Cutting a Slice of Unsupervised Cake (Part 1)

Published on

Yann LeCun famously said that "if intelligence is a cake, the bulk of the cake is unsupervised learning, the icing on the cake is supervised learning, and the cherry on the cake is reinforcement learning."

If you are like me, you probably neglect unsupervised learning in favour of the sweeter icing, supervised learning. After all, it is a lot more exciting as the majority of research and news surrounding machine learning focuses on supervised learning. Even most textbooks only dedicate one measly chapter to unsupervised learning. How then, is it the cake, and supervised learning the icing?

Well, what is the one thing that often prevents data science projects from going ahead? Good clean labelled data. Unless you have those pesky labels, you can't supervise much, can you? Unsupervised learning can help with this, and many other tasks.

So let's cut ourselves a slice of unsupervised cake, and see how well it pairs with a cup of actuarial tea. (I will stop with the cake analogy now, I know someone is cringing.)

This post is part of a series on unsupervised learning and its possible applications in actuarial science. I will update each post with a link to the others as they are published.

Clustering

Let's start with unsupervised learning's most widely known ability: clustering.

Clustering involves taking data and clustering together similar observations. Consider the following table of data, for example.

from sklearn.datasets import make_blobs
import pandas as pd
 
centers = [(3, 0, 0), (0, 0, 5), (-3, 0, -5)]
X, y = make_blobs(n_samples=100, centers=centers, shuffle=True, random_state=42)
df = pd.DataFrame(X, columns=["Column 1", "Column 2", "Column 3"])
Column 1 Column 2 Column 3
0 -2.783541 0.045572 -5.6516
1 -2.348609 -0.315269 -4.241031
2 -2.80094 -0.600217 -4.930198
3 -2.989767 -0.981509 -4.537897
4 2.520826 -0.185659 -1.106335
... ... ... ...
95 -1.514847 -0.446515 5.856399
96 2.35488 0.361396 1.538037
97 -3.772825 -0.236819 -5.485364
98 3.375698 -0.600639 -0.291694
99 0.404051 1.886186 5.174578

Nothing special to the human eye right? If we plot the first two dimensions, we can’t discern much.

Scatter plot of dimensions 1 and 2, showing no clear clusters.

But if we plot the last two dimensions, there seems to be a pattern.

Scatter plot of dimensions 2 and 3, showing potential clusters.

Its almost as if the data forms three distinct blobs. It is a bit difficult to see in two dimensions, so let's try three.

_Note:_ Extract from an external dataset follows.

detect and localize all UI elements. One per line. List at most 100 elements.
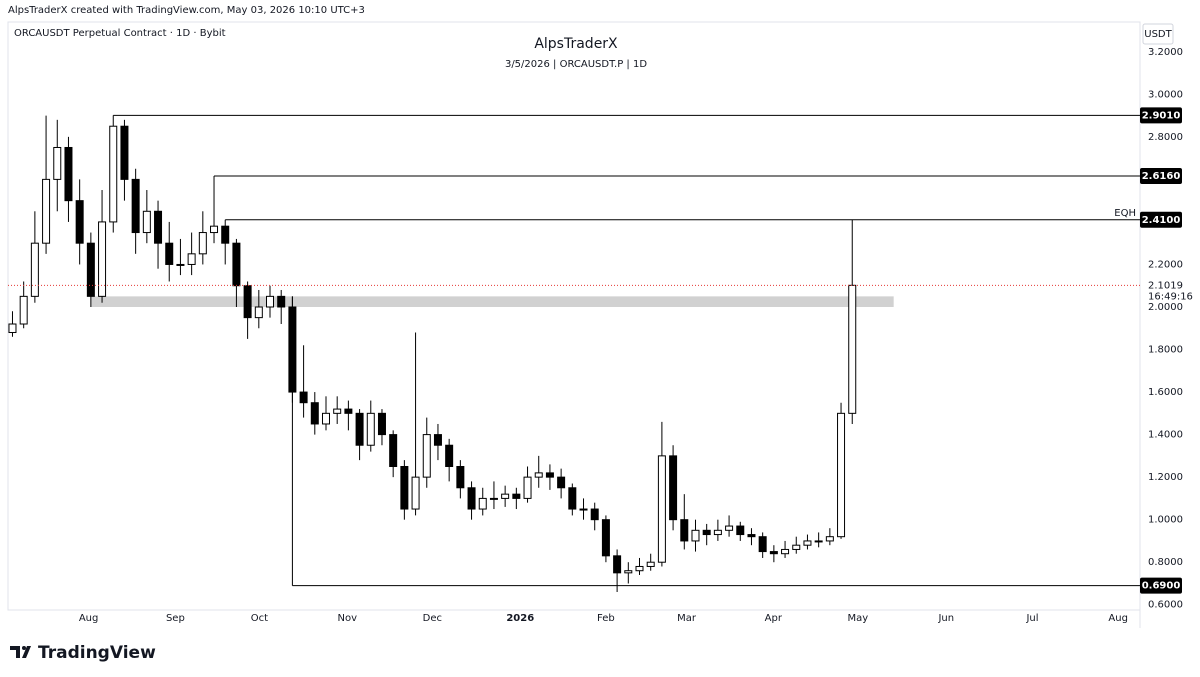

from mpl_toolkits import mplot3d
 
ax = plt.axes(projection="3d")
ax.scatter(X[:, 0], X[:, 1], X[:, 2])

3D scatter plot clearly showing three distinct data blobs.

Now we can clearly see three blobs of data! There is a pattern to that madness after all. Clearly some data points are similar to other data points, and, under the right conditions they will be close together. In this case, the right conditions for our human eyes to see the blobs were achieved by manipulating the data into a three dimensional plot.

Keep this idea of manipulating our data to meet the right conditions in mind as we progress through the series. It will be more and more important as we increase the complexity of our unsupervised methods.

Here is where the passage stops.